The locale field specifies the language and sub-language of this text. Chunk locale is used by document indexers to perform proper normalization of text. If the chunk is not text or a value of type VT_LPWSTR, VT_LPSTR or VT_BSTR. then this field is ignored.
The attribute field specifies which attribute should be applied to this chunk. If the filter wishes the same text to have more than one attribute, the filter needs to emit the text once for each attribute in separate chunks.
Take the following example that might appear in a book:
The small detective exclaimed, "C'est finis!"
Confessions
The room was silent for several minutes. After thinking very hard
about it, the young woman asked, "But how did you know?"

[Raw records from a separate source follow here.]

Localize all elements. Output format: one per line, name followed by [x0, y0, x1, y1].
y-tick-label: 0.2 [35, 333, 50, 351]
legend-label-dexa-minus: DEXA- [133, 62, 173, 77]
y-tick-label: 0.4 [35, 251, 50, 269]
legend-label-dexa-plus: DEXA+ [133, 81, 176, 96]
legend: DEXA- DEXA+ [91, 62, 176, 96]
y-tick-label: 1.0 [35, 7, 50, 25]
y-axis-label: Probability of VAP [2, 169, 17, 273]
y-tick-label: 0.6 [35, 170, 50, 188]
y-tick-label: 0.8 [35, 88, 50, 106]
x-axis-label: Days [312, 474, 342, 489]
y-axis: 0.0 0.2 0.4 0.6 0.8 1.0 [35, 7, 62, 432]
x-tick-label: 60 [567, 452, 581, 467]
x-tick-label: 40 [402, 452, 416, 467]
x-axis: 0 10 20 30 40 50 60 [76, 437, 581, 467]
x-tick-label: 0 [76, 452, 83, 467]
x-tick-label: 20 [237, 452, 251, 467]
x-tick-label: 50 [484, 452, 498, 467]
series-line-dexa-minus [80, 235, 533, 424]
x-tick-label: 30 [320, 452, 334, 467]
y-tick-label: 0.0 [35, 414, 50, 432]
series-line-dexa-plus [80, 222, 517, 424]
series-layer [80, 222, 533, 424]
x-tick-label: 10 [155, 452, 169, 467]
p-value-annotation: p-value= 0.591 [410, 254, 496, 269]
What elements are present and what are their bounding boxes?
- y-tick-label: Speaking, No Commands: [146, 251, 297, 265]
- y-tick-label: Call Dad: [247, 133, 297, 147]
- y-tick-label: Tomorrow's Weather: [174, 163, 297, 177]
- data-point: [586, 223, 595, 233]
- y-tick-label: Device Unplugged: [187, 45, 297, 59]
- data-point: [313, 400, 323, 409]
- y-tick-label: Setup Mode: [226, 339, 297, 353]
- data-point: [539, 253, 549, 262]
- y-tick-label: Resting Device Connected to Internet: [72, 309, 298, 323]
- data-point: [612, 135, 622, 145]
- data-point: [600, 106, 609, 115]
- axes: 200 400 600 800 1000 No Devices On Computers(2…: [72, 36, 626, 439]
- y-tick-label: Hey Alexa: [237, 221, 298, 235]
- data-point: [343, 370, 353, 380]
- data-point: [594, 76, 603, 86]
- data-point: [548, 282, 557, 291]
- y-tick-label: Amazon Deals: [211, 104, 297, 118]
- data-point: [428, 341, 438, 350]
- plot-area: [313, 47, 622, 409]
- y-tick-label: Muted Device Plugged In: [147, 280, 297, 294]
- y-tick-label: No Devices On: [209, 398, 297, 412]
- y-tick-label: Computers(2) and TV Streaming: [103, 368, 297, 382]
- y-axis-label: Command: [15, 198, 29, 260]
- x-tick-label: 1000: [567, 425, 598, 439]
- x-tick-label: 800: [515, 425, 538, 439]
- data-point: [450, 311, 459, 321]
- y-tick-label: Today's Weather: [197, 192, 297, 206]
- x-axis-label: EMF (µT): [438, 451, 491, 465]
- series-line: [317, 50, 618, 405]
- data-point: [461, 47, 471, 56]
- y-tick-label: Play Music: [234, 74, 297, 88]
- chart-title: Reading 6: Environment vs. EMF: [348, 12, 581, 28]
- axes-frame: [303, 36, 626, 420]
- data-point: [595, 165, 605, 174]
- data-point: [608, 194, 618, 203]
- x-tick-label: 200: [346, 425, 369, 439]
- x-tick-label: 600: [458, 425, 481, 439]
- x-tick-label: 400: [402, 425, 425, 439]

This section might be broken into chunks as follows:
id | Text | breakType | flags | locale | attribute |
---|---|---|---|---|---|
1 | The small dete | N/A | CHUNK_TEXT | ENGLISH_UK | CONTENT |
2 | ctive exclaimed, | CHUNK_NO_BREAK | N/A | N/A | N/A |
3 | "C'est finis!" | CHUNK_EOW | CHUNK_TEXT | FRENCH_BELGIAN | CONTENT |
4 | Confessions | CHUNK_EOC | CHUNK_TEXT | ENGLISH_UK | CHAPTER_ NAMES |
5 | Confessions | CHUNK_EOP | CHUNK_TEXT | ENGLISH_UK | CONTENT |
6 | The room was silent for several minutes. | CHUNK_EOP | CHUNK_TEXT | ENGLISH_UK | CONTENT |
7 | After thinking very hard about it, the young woman asked, "But how did you know?" | CHUNK_EOS | CHUNK_TEXT | ENGLISH_UK | CONTENT |
If a GetChunk call to an IFilter implementation of an embedding or link returns FILTER_E_END_OF_CHUNKS, then it is the responsibility of the outer IFilter implementation to check to see if there are any more chunks outside of that embedding or link to be returned. For example, if a document has two embeddings and the first has returned FILTER_E_END_OF_CHUNKS, then the outer IFilter must call GetChunk on the IFilter for the next embedding.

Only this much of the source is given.